The goal is to focus on creating posture and the correct proportions. The gesture sketch should be done on a separate layer as you don't want it to be attached to a plan white background.
Once you are done that, create another layer underneath your gesture sketch. Set the pen pressure sensitivity to 100% and fill it in the shape of your panda gesture drawing. Finally, go ahead and merge both layers together.
This way, you will have a nice solid object, which is separated from the background, for you to chisel out the details of your panda drawing. At this point, you can start blocking out simple forms such as the legs and the head as a means to separate these sections from the main body.
In this stage of learning how to create a realistic panda drawing, you are going to switch over to the smudge tool. As mentioned earlier, use the chalk styled brushes as much as possible.
To continue, start smudging out patches of fur from your solid shape of your panda drawing. The different sizes of the chalk head will yield different thickness and textures of the fur.
Once you are done smudging, you can refine the fur even more. For example, let's say the angle of the fur is a bit off. To paint the desired angle without altering the current shape, preserve the transparency of your object (locking down the shape of the layer so you don't accidentally paint outside the outlines of the panda).

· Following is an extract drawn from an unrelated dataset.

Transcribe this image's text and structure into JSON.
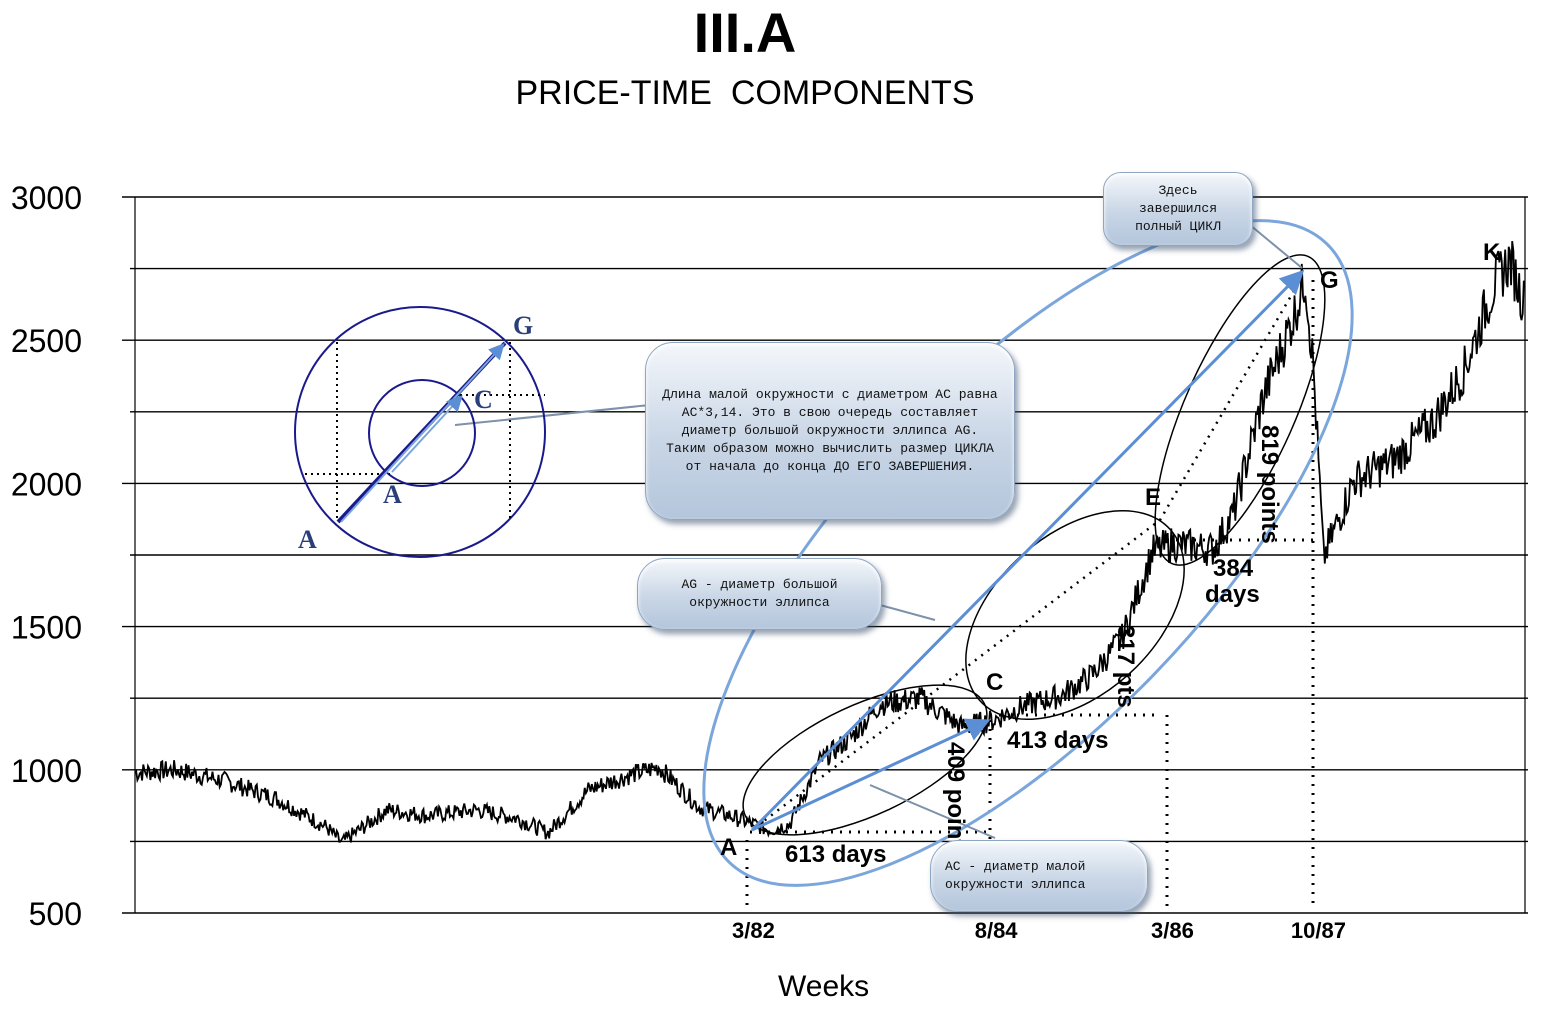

Then, pick a large brush with the chalk head, and then glaze of the panda drawing with the proper angles. When you are satisfied, the next step would be to create the black patches.
There are many ways to create patches in this realistic panda drawing. The methods will depend on how comfortable you are with your digital art program and its limits. If you're using Photoshop, I suggest building a clipping mask on top of your panda drawing.

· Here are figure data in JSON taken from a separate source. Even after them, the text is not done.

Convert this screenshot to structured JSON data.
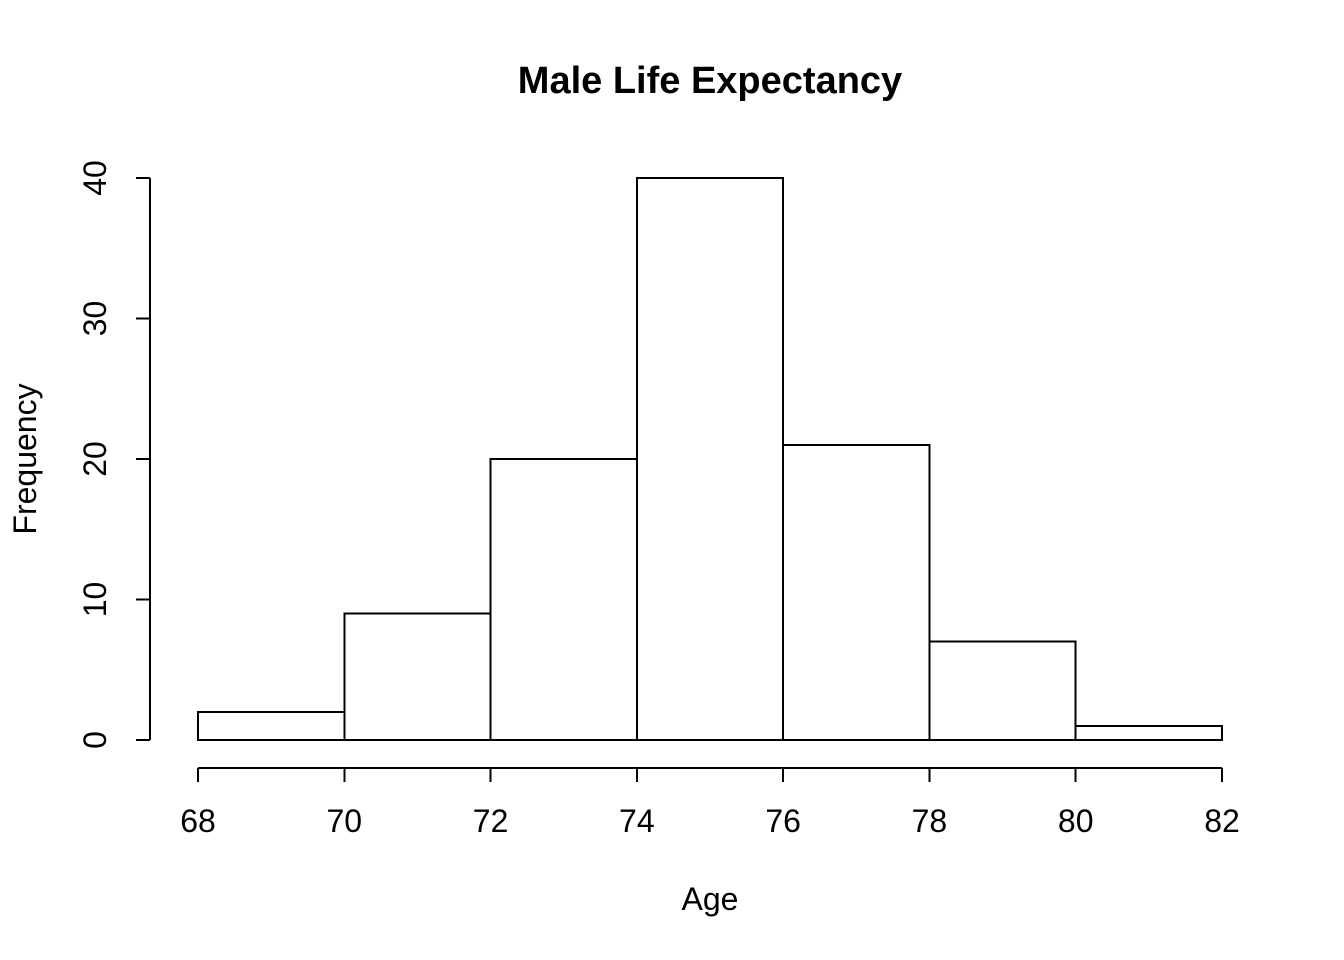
{
  "chart_data": {
    "type": "bar",
    "subtype": "histogram",
    "title": "Male Life Expectancy",
    "xlabel": "Age",
    "ylabel": "Frequency",
    "bin_edges": [
      68,
      70,
      72,
      74,
      76,
      78,
      80,
      82
    ],
    "counts": [
      2,
      9,
      20,
      40,
      21,
      7,
      1
    ],
    "x_ticks": [
      68,
      70,
      72,
      74,
      76,
      78,
      80,
      82
    ],
    "x_tick_labels": [
      "68",
      "70",
      "72",
      "74",
      "76",
      "78",
      "80",
      "82"
    ],
    "y_ticks": [
      0,
      10,
      20,
      30,
      40
    ],
    "y_tick_labels": [
      "0",
      "10",
      "20",
      "30",
      "40"
    ],
    "xlim": [
      68,
      82
    ],
    "ylim": [
      0,
      40
    ],
    "legend": "none",
    "grid": false,
    "bar_fill": "#ffffff",
    "bar_stroke": "#000000",
    "axis_color": "#000000",
    "text_color": "#000000",
    "background": "#ffffff"
  }
}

Essentially, it is a layer that you can paint on but it is confined to the panda shape so you can't paint out of the boundaries. This will preserve the original panda drawing. Additionally, you can copy the panda drawing, paint the patches as per normal, and then alter the transparency to reveal your panda underneath.
Otherwise, you can just paint the patches right on the panda object. It's all up to what you feel most comfortable with. As for the patches, there are black patches for the ears, eyes, the forearms (goes around the entire back shoulders), and at the base of the hind legs.

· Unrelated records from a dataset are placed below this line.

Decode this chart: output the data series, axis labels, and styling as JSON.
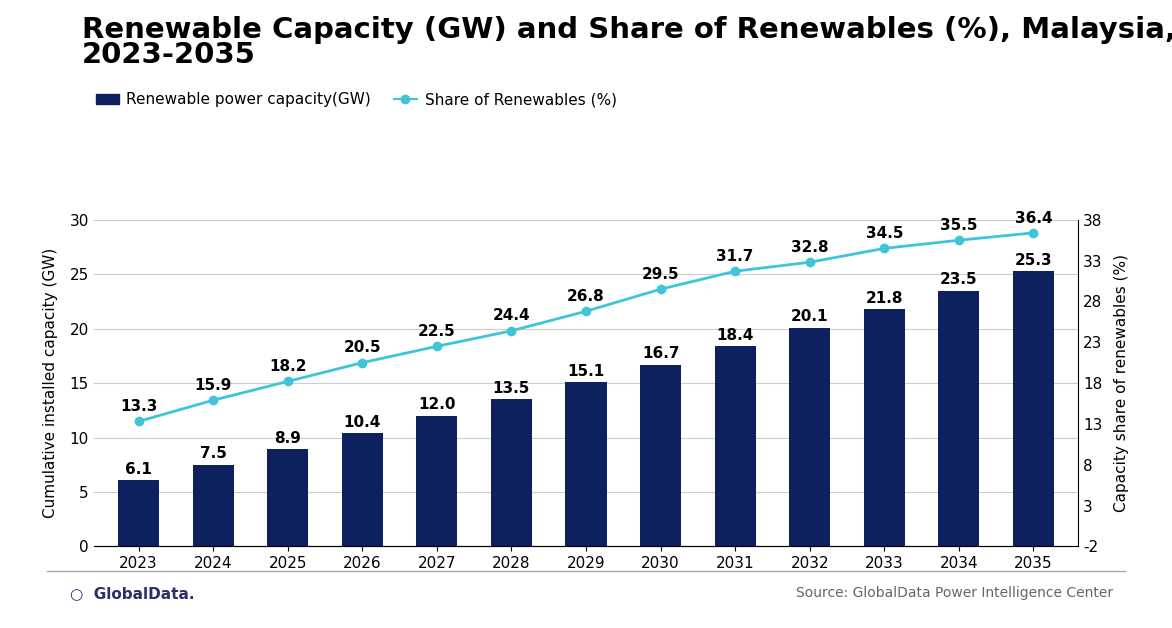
{
  "title_line1": "Renewable Capacity (GW) and Share of Renewables (%), Malaysia,",
  "title_line2": "2023-2035",
  "years": [
    2023,
    2024,
    2025,
    2026,
    2027,
    2028,
    2029,
    2030,
    2031,
    2032,
    2033,
    2034,
    2035
  ],
  "bar_values": [
    6.1,
    7.5,
    8.9,
    10.4,
    12.0,
    13.5,
    15.1,
    16.7,
    18.4,
    20.1,
    21.8,
    23.5,
    25.3
  ],
  "line_values": [
    13.3,
    15.9,
    18.2,
    20.5,
    22.5,
    24.4,
    26.8,
    29.5,
    31.7,
    32.8,
    34.5,
    35.5,
    36.4
  ],
  "bar_color": "#0d2060",
  "line_color": "#40c4d8",
  "bar_label": "Renewable power capacity(GW)",
  "line_label": "Share of Renewables (%)",
  "ylabel_left": "Cumulative installed capacity (GW)",
  "ylabel_right": "Capacity share of renewables (%)",
  "ylim_left": [
    0,
    30
  ],
  "ylim_right": [
    -2,
    38
  ],
  "yticks_left": [
    0,
    5,
    10,
    15,
    20,
    25,
    30
  ],
  "yticks_right": [
    -2,
    3,
    8,
    13,
    18,
    23,
    28,
    33,
    38
  ],
  "background_color": "#ffffff",
  "source_text": "Source: GlobalData Power Intelligence Center",
  "globaldata_text": "GlobalData.",
  "title_fontsize": 21,
  "label_fontsize": 11,
  "tick_fontsize": 11,
  "annotation_fontsize": 11,
  "legend_fontsize": 11
}
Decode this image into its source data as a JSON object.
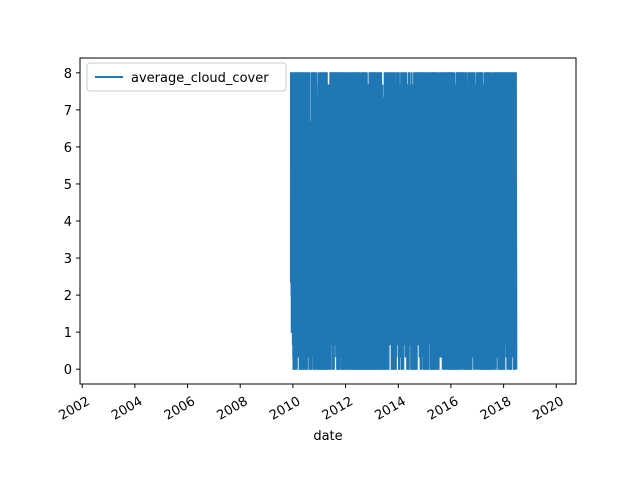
{
  "chart_data": {
    "type": "line",
    "title": "",
    "xlabel": "date",
    "ylabel": "",
    "xlim": [
      "2001-12-01",
      "2020-10-01"
    ],
    "ylim": [
      -0.4,
      8.4
    ],
    "x_ticks": [
      "2002",
      "2004",
      "2006",
      "2008",
      "2010",
      "2012",
      "2014",
      "2016",
      "2018",
      "2020"
    ],
    "y_ticks": [
      0,
      1,
      2,
      3,
      4,
      5,
      6,
      7,
      8
    ],
    "grid": false,
    "legend": {
      "position": "top-left",
      "entries": [
        "average_cloud_cover"
      ]
    },
    "series": [
      {
        "name": "average_cloud_cover",
        "color": "#1f77b4",
        "x_range": [
          "2009-12-01",
          "2018-06-30"
        ],
        "y_min": 0,
        "y_max": 8,
        "frequency": "daily",
        "description_of_values": "dense daily values oscillating between 0 and 8"
      }
    ]
  }
}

When you are done with this step, we need to include a bit of lighting to match the animal with its background.
As it stands, the panda drawing seems flat without some form of directional light acting on it. We will need to give it depth by creating shadows and lighting. Again, you can use the clipping mask technique or simply paint right on the panda object.
First, you will need to change your brush head. Instead of using the chalk brush, switch it to a large soft round brush. Then, preserve the transparency of your panda layer and begin glazing over sections of light (back, outline of the head, etc).
If you are using a clipping mask, simply alter the transparency of the mask to reveal the details of the panda. Otherwise, you will need to be very careful with how strong you want to do the lighting effects.
The same process can be repeated to create shadows. For instance, you will create dark patches of shadows underneath the belly.
After that, it's just painting and repainting any necessary details. You can even use additional tools like the dodge and burn brushes to bring out color contrasts in your panda drawing even more.
In the end, this lesson breaks up a realistic panda drawing into manageable parts that are easy to do. Just practice and apply what you have learned into more complicated shapes and you will find that even the most difficult drawings become that much more manageable.